Savvy Cyclists Create Sticker That Shames Drivers Who Park in Bike Lanes

The neon green 'I Parked in a Bike Lane' decals let two-wheeled commuters voice their frustration with less-than-polite motor vehicle operators.

(Photo: Ola Dusegard/Getty Images)

Feb 17, 2015· 2 MIN READ
Culture and education editor Liz Dwyer has written about race, parenting, and social justice for several national publications. She was previously education editor at Good.

Sure, finding a parking spot for your car can be tough in most congested urban areas. But the next time you're considering double-parking in a lane for cyclists—even if it's just for a few minutes—you might find your vehicle decorated with a sticker that lets everyone know what you did: "I Parked in a Bike Lane."

(Photo: Courtesy I Parked in a Bike Lane)


The neon-green circles are the brainchild of two Toronto-based cyclists, who were so fed up with seeing vehicles double-parked in bike lanes that they decided a little public shaming was in order. Last August they began making the stickers for themselves and for friends as a joke. But given the ubiquity of the cars-in-bike-lanes problem, word of the effort has spread throughout the cycling community. Now the duo has a website where anyone can purchase rolls of 20 stickers for $5. Over the past few months it has sold 16,000 of the stickers to people from 20 countries.

“I've gotten so many emails from people saying their bike lane commutes are blocked by cars every single day,” wrote one of the anonymous creators of the stickers in an email.

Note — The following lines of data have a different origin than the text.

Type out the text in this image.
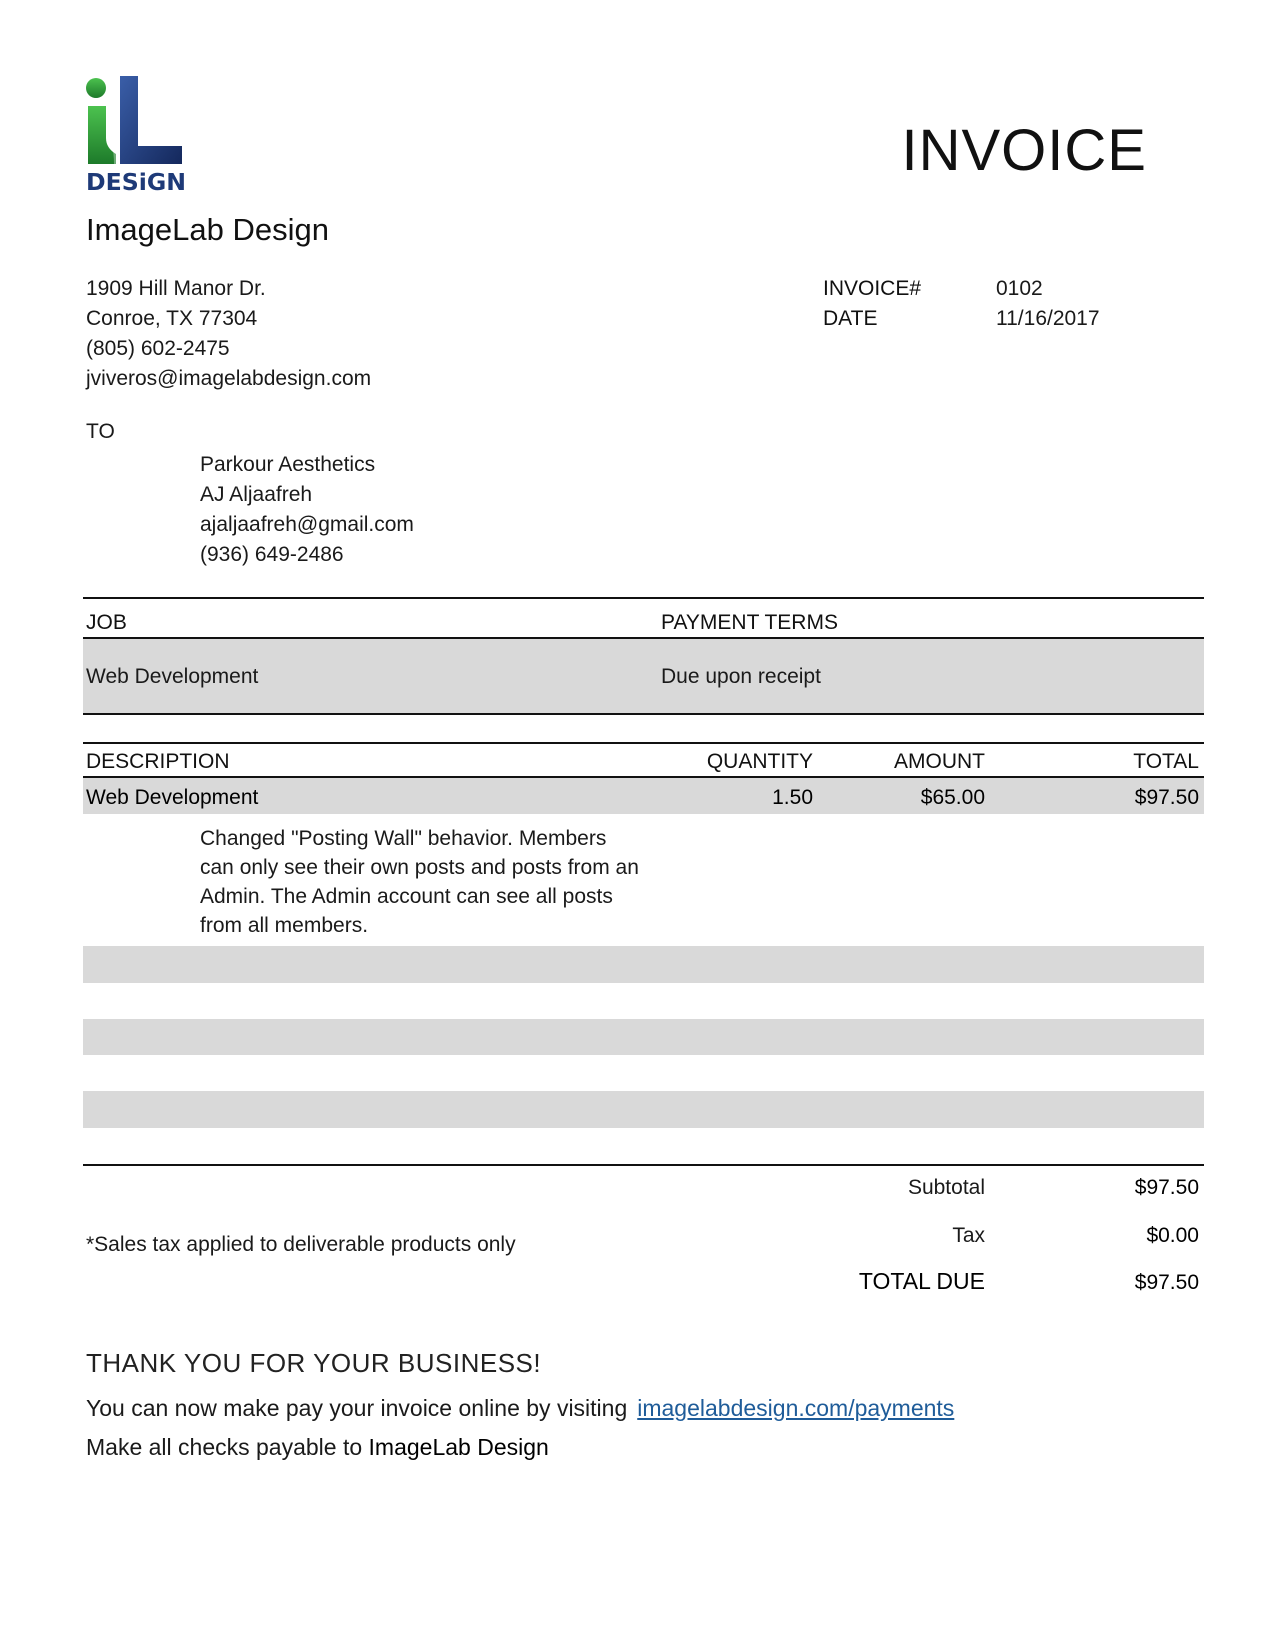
DESiGN	INVOICE
ImageLab Design
1909 Hill Manor Dr.
Conroe, TX 77304
(805) 602-2475
jviveros@imagelabdesign.com
INVOICE#	0102
DATE	11/16/2017
TO
Parkour Aesthetics
AJ Aljaafreh
ajaljaafreh@gmail.com
(936) 649-2486
JOB	PAYMENT TERMS
Web Development	Due upon receipt
DESCRIPTION	QUANTITY	AMOUNT	TOTAL
Web Development	1.50	$65.00	$97.50
Changed "Posting Wall" behavior. Members can only see their own posts and posts from an Admin. The Admin account can see all posts from all members.
*Sales tax applied to deliverable products only
Subtotal	$97.50
Tax	$0.00
TOTAL DUE	$97.50
THANK YOU FOR YOUR BUSINESS!
You can now make pay your invoice online by visiting imagelabdesign.com/payments
Make all checks payable to ImageLab Design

Although it might not seem like that big a deal to block a bike lane while you dash into the dry cleaner, the obstruction forces cyclists to pedal into busy (and dangerous) car lanes. In 2012, according to the National Highway Traffic Safety Administration, 726 bicycle, tricycle, and unicycle riders were killed by motor vehicles, up 6 percent from the previous year. An additional 49,000 individuals were injured in accidents. At a time when we need more people to ditch their cars to cut pollution and reduce traffic congestion, putting folks at greater risk of being struck by a vehicle doesn't help the bicycling cause.

“Lots of cyclists, especially those that aren't comfortable riding in the flow of traffic, don't feel like they have a voice when their safety is compromised,” one of the creators wrote. The stickers are “an easy and non permanent/non damaging way to voice frustration.”

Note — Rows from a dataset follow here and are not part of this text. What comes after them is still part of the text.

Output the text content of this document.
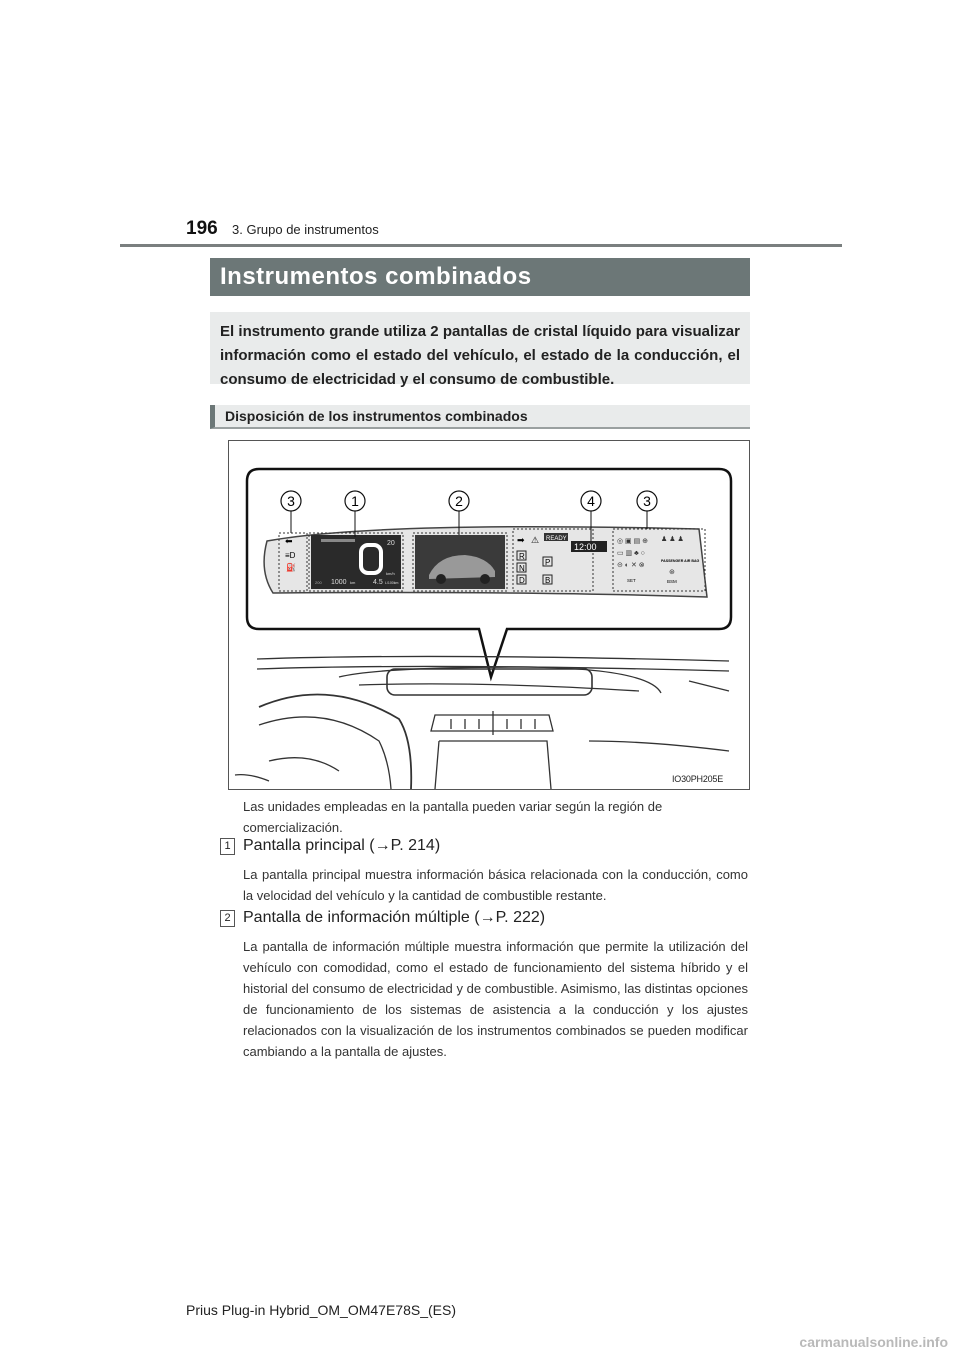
196 3. Grupo de instrumentos
Instrumentos combinados
El instrumento grande utiliza 2 pantallas de cristal líquido para visualizar información como el estado del vehículo, el estado de la conducción, el consumo de electricidad y el consumo de combustible.
Disposición de los instrumentos combinados
0
1000 km
200	4.5 L/100km
20
km/h
⬅
≡D
⛽
➡ ⚠ READY
12:00
R
N
D
P
B
◎ ▣ ▤ ⊕
▭ ▥ ♣ ○
⊝ ◐ ✕ ⊗
♟ ♟ ♟
⊛
PASSENGER AIR BAG
SET	BSM
3	1	2	4	3
IO30PH205E
Las unidades empleadas en la pantalla pueden variar según la región de comercialización.
1 Pantalla principal (→P. 214)
La pantalla principal muestra información básica relacionada con la conducción, como la velocidad del vehículo y la cantidad de combustible restante.
2 Pantalla de información múltiple (→P. 222)
La pantalla de información múltiple muestra información que permite la utilización del vehículo con comodidad, como el estado de funcionamiento del sistema híbrido y el historial del consumo de electricidad y de combustible. Asimismo, las distintas opciones de funcionamiento de los sistemas de asistencia a la conducción y los ajustes relacionados con la visualización de los instrumentos combinados se pueden modificar cambiando a la pantalla de ajustes.
Prius Plug-in Hybrid_OM_OM47E78S_(ES)
carmanualsonline.info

That said, the makers of the stickers have some sage advice for folks who want to slap the green circles on cars: "If you choose to participate, please be safe and aware of your actions - you may be confronted with aggression or legal implications from drivers," they wrote on their website. "Please take caution and use your judgement."

The makers of the stickers have received a few threats over email and through social media. Much of the vitriol reflects the long-standing divisions between car users and bikers.

“I hear things like 'Oh [bikers have] never driven a car, they don't pay for the roads so they should get off the road,’ ” wrote one of the creators. "Anyone who is bothered by this campaign should spend a week commuting by bike in the city, and I think they would change their minds."

As for angry drivers who may have had their double-parking behavior exposed, the website has a helpful tip for them too: "If you’ve reached this page because you’re angry someone stickered your car, the solution is really simple - DON’T PARK IN BIKE LANES," they wrote.